Depending on what I find I may go down the removal route, especially if I have to part with large amounts of cash but for now I'll try and do my bit for the environment :wink:

Does anyone have any thoughts on this system helping the cat last longer or any other potential detrimental effects of removing it, apart from the environment of course?

Cheers,

Chris


----------



## Wak (May 6, 2002)

one of the best precautionary mods you can do is to disconnect the pipe from the air box.
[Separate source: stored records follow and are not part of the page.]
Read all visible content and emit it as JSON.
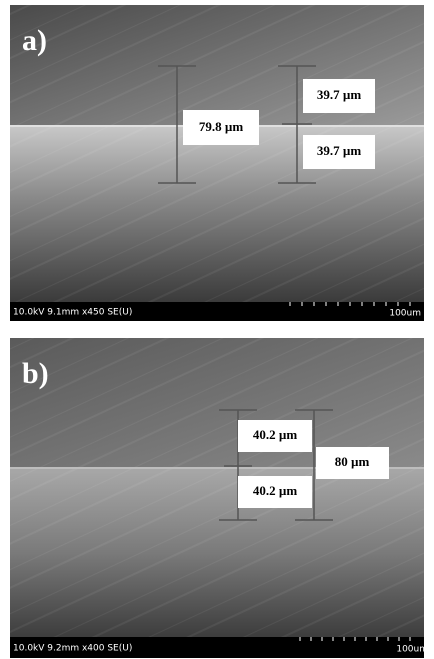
{
  "panels": [
    {
      "label": "a)",
      "footer": "10.0kV 9.1mm x450 SE(U)",
      "scale_bar": "100um",
      "measurements": [
        "79.8 µm",
        "39.7 µm",
        "39.7 µm"
      ]
    },
    {
      "label": "b)",
      "footer": "10.0kV 9.2mm x400 SE(U)",
      "scale_bar": "100um",
      "measurements": [
        "40.2 µm",
        "40.2 µm",
        "80 µm"
      ]
    }
  ]
}
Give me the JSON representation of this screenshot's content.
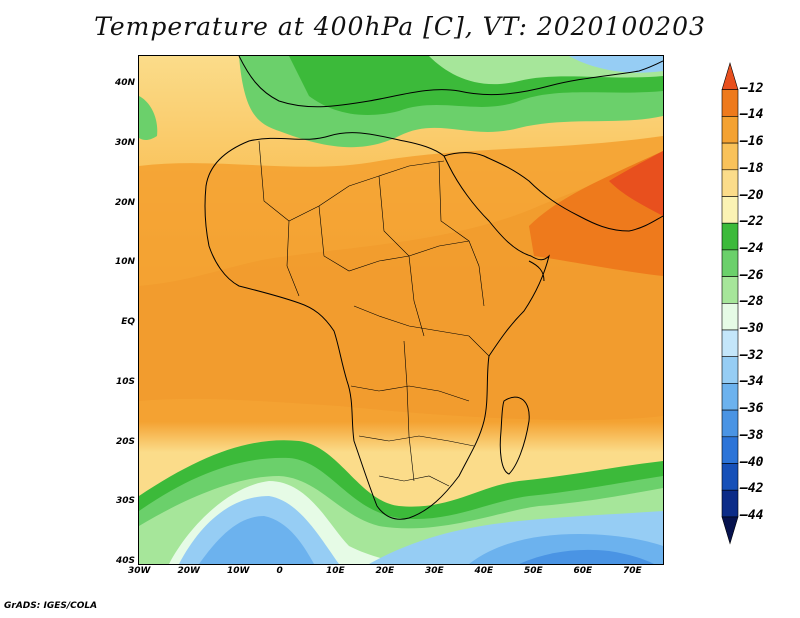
{
  "title": "Temperature at 400hPa [C], VT: 2020100203",
  "credit": "GrADS: IGES/COLA",
  "map": {
    "lon_labels": [
      "30W",
      "20W",
      "10W",
      "0",
      "10E",
      "20E",
      "30E",
      "40E",
      "50E",
      "60E",
      "70E"
    ],
    "lat_labels": [
      "40N",
      "30N",
      "20N",
      "10N",
      "EQ",
      "10S",
      "20S",
      "30S",
      "40S"
    ],
    "lon_range": [
      -30,
      75
    ],
    "lat_range": [
      -40,
      45
    ]
  },
  "colorbar": {
    "levels": [
      "-12",
      "-14",
      "-16",
      "-18",
      "-20",
      "-22",
      "-24",
      "-26",
      "-28",
      "-30",
      "-32",
      "-34",
      "-36",
      "-38",
      "-40",
      "-42",
      "-44"
    ],
    "colors": [
      "#e8501e",
      "#ee7a1c",
      "#f4a232",
      "#f9c25a",
      "#fbdc8a",
      "#fbf3b4",
      "#3cba3a",
      "#6bd06b",
      "#a6e69a",
      "#e6fbe6",
      "#c4e6fa",
      "#96cdf4",
      "#6cb2ee",
      "#4a94e4",
      "#2c74d8",
      "#1650b8",
      "#0c2c88",
      "#06124e"
    ]
  }
}
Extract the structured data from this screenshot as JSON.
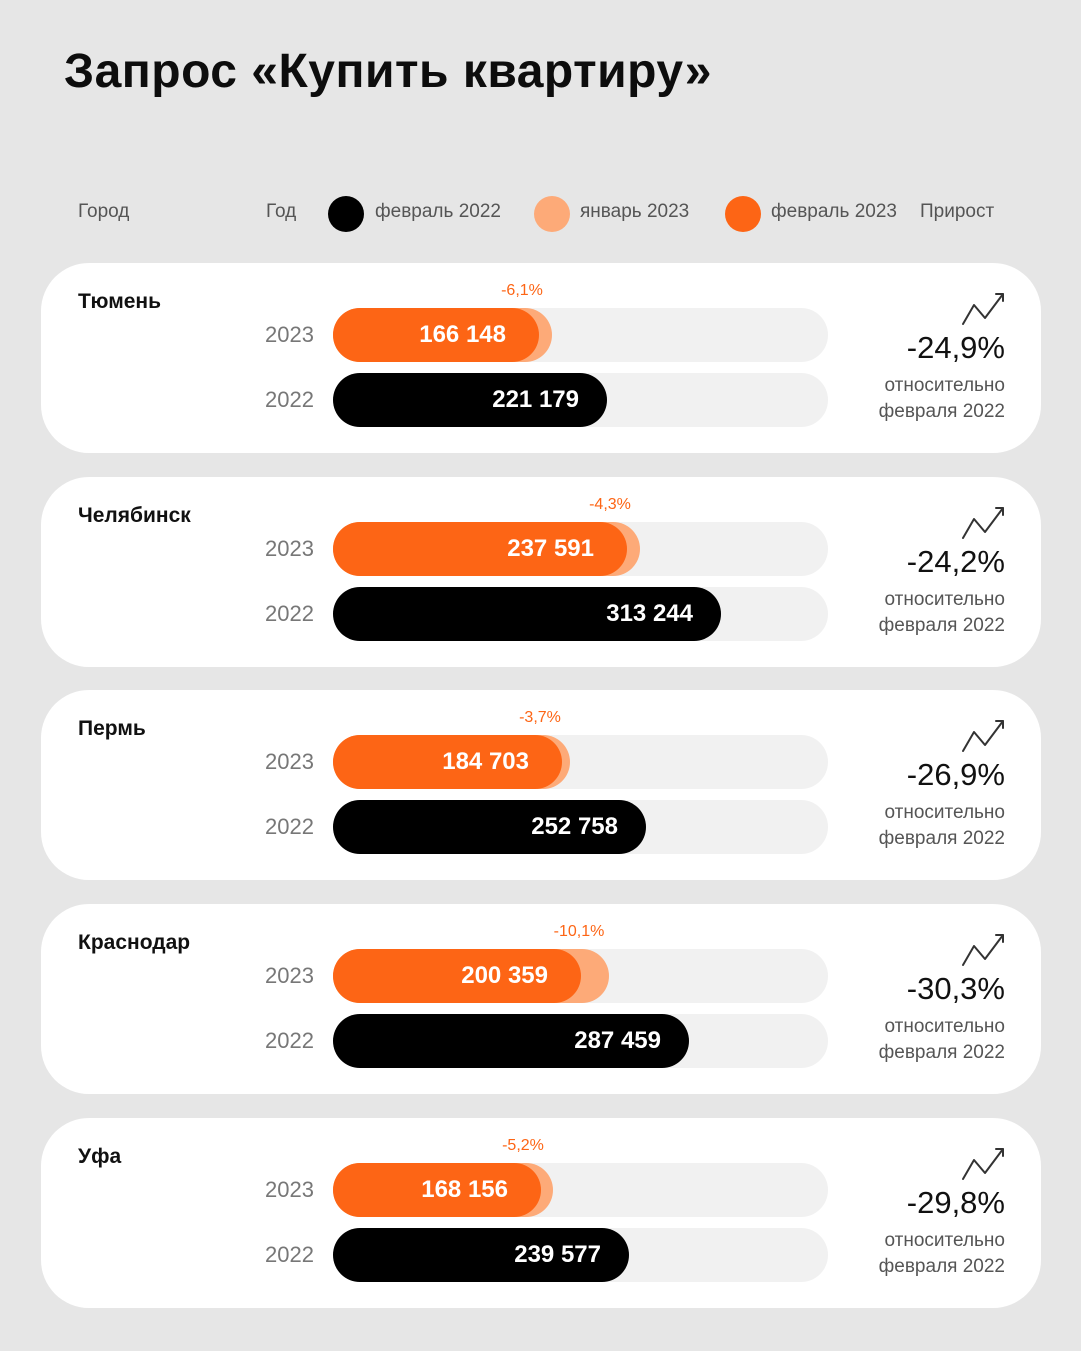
{
  "title": "Запрос «Купить квартиру»",
  "header": {
    "city_label": "Город",
    "year_label": "Год",
    "growth_label": "Прирост"
  },
  "legend": [
    {
      "label": "февраль 2022",
      "color": "#000000"
    },
    {
      "label": "январь 2023",
      "color": "#fdaa78"
    },
    {
      "label": "февраль 2023",
      "color": "#fd6515"
    }
  ],
  "colors": {
    "feb_2022": "#000000",
    "jan_2023": "#fdaa78",
    "feb_2023": "#fd6515",
    "track": "#f1f1f1",
    "background": "#e6e6e6"
  },
  "icons": [
    "trend-up-icon"
  ],
  "chart_data": {
    "type": "bar",
    "orientation": "horizontal",
    "axis_max": 400000,
    "year_labels": [
      "2023",
      "2022"
    ],
    "relative_label_line1": "относительно",
    "relative_label_line2": "февраля 2022",
    "series": [
      {
        "name": "февраль 2022",
        "key": "feb2022"
      },
      {
        "name": "январь 2023",
        "key": "jan2023"
      },
      {
        "name": "февраль 2023",
        "key": "feb2023"
      }
    ],
    "cities": [
      {
        "city": "Тюмень",
        "feb2022": 221179,
        "feb2022_label": "221 179",
        "jan2023": 176836,
        "feb2023": 166148,
        "feb2023_label": "166 148",
        "mom_change": "-6,1%",
        "yoy_change": "-24,9%"
      },
      {
        "city": "Челябинск",
        "feb2022": 313244,
        "feb2022_label": "313 244",
        "jan2023": 248263,
        "feb2023": 237591,
        "feb2023_label": "237 591",
        "mom_change": "-4,3%",
        "yoy_change": "-24,2%"
      },
      {
        "city": "Пермь",
        "feb2022": 252758,
        "feb2022_label": "252 758",
        "jan2023": 191800,
        "feb2023": 184703,
        "feb2023_label": "184 703",
        "mom_change": "-3,7%",
        "yoy_change": "-26,9%"
      },
      {
        "city": "Краснодар",
        "feb2022": 287459,
        "feb2022_label": "287 459",
        "jan2023": 222869,
        "feb2023": 200359,
        "feb2023_label": "200 359",
        "mom_change": "-10,1%",
        "yoy_change": "-30,3%"
      },
      {
        "city": "Уфа",
        "feb2022": 239577,
        "feb2022_label": "239 577",
        "jan2023": 177380,
        "feb2023": 168156,
        "feb2023_label": "168 156",
        "mom_change": "-5,2%",
        "yoy_change": "-29,8%"
      }
    ]
  }
}
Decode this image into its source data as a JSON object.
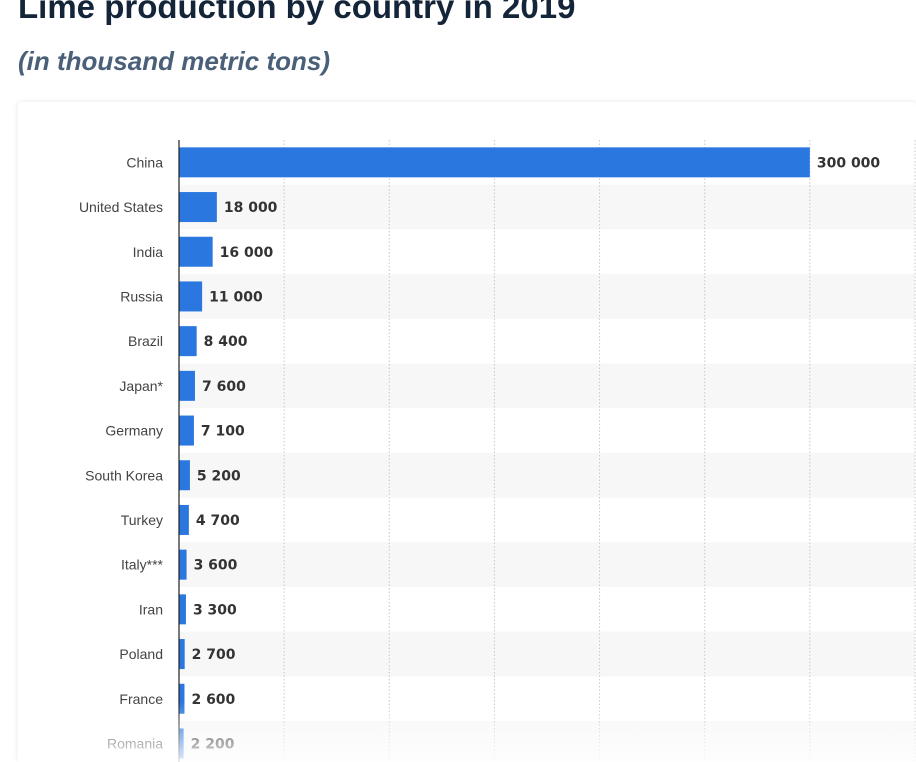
{
  "header": {
    "title": "Lime production by country in 2019",
    "subtitle": "(in thousand metric tons)"
  },
  "colors": {
    "bar": "#2a78df",
    "axis": "#222222",
    "grid": "#c8c8c8",
    "row_alt": "#f7f7f7",
    "label": "#444444",
    "value": "#333333"
  },
  "chart_data": {
    "type": "bar",
    "orientation": "horizontal",
    "title": "Lime production by country in 2019",
    "subtitle": "(in thousand metric tons)",
    "categories": [
      "China",
      "United States",
      "India",
      "Russia",
      "Brazil",
      "Japan*",
      "Germany",
      "South Korea",
      "Turkey",
      "Italy***",
      "Iran",
      "Poland",
      "France",
      "Romania"
    ],
    "values": [
      300000,
      18000,
      16000,
      11000,
      8400,
      7600,
      7100,
      5200,
      4700,
      3600,
      3300,
      2700,
      2600,
      2200
    ],
    "value_labels": [
      "300 000",
      "18 000",
      "16 000",
      "11 000",
      "8 400",
      "7 600",
      "7 100",
      "5 200",
      "4 700",
      "3 600",
      "3 300",
      "2 700",
      "2 600",
      "2 200"
    ],
    "xlim": [
      0,
      350000
    ],
    "grid": true,
    "xlabel": "",
    "ylabel": ""
  }
}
add a filter to the pipe and block off the hole on the airbox lid..... this will protect your air filter and air mass meter.


----------



## folkswagon (Oct 31, 2007)

Thanks for the tip Wak but what is the protection for? does a knackered secondary air system blow crud directly back into the intake? That may explain the MAF I've just had to replace! Suddenly everything is becoming clear 

Cheers,

Chris


----------



## Wak (May 6, 2002)

folkswagon said:


> Thanks for the tip Wak but what is the protection for? does a knackered secondary air system blow crud directly back into the intake? That may explain the MAF I've just had to replace! Suddenly everything is becoming clear
> 
> Cheers,
> 
> Chris


exactly and the air filters end up pretty wet,brown and crusty as well as the crap being sucked in over he maf.. :?


----------



## folkswagon (Oct 31, 2007)

Had another closer look at the Secondary Air Pump and found that it's fairly easy to unclip the back of the motor housing insitue and this is what I found -










You can just see the rusty coloured internals and the picture below shows the mess it left on the floor! -










I checked fuse 43, and the relay (located in the relay carrier below a cover, next to the MAF connector) and found no issues. I also noted that my TT (2000 model 225) didn't have the branch from the combination valve (10) to the vacuum diaphragm for charge air pressure regulation (7) as shown in the link that I listed for the TT's secondary air system description -

http://www.vaglinks.com/Docs/Audi/TT/Audi_TT_Sec_Air.pdf

I presume that there might be a few variations on this system but I'm kinda glad mine doesn't seem to have this extra branch as I was concerned that an in-operative system, especially a knackered combination valve for example, might cause some boost problems. I'm guessing that this extra bit was there to prevent full turbo operation before the engine has a chance to warm up, good thinking but problematic if the system fails me thinks :?

Anyway, looks like it's quite a major job to take the pump out as I'll need to remove the link pipe between the inter-coolers. For now I've just made the system safe by leaving the pump disconnected and plugging the connection to the airbox. Might carry out some checks on the combination valve and the N112 (solenoid) valve next as these are easier to get at.


----------



## folkswagon (Oct 31, 2007)

Thought I should update this one as it's been a while!

After much investigation I decided that for a system that Audi no longer use and one that it so susceptible to failing, it was definitely not worth the 300 quid to replace the pump.

Since the whole system weighs quite a bit I wonder if the benefit to the environment that comes from getting the CAT up to temp quicker versus the extra fuel burnt to carry the system throughout the life of the car is actually worth it?

Anyway for now I've successfully removed the old pump and blanked off the pipe work (Note for anyone planning the same it is important to blank the connection to the airbox or it will soon knacker the MAF as WAK pointed out). The plan was to completely remove the whole system and fit the Forge blanking plate but for now it will have to wait and as I plan to sell the TT now as my wife's got a set of twins brewing. I'll leave the final decision to the new owner.....


----------



## RSam84 (Jul 16, 2011)

sorry to drag a thread up from the depths but where is the secondary air pump actualy located? im removing my friends this week!


----------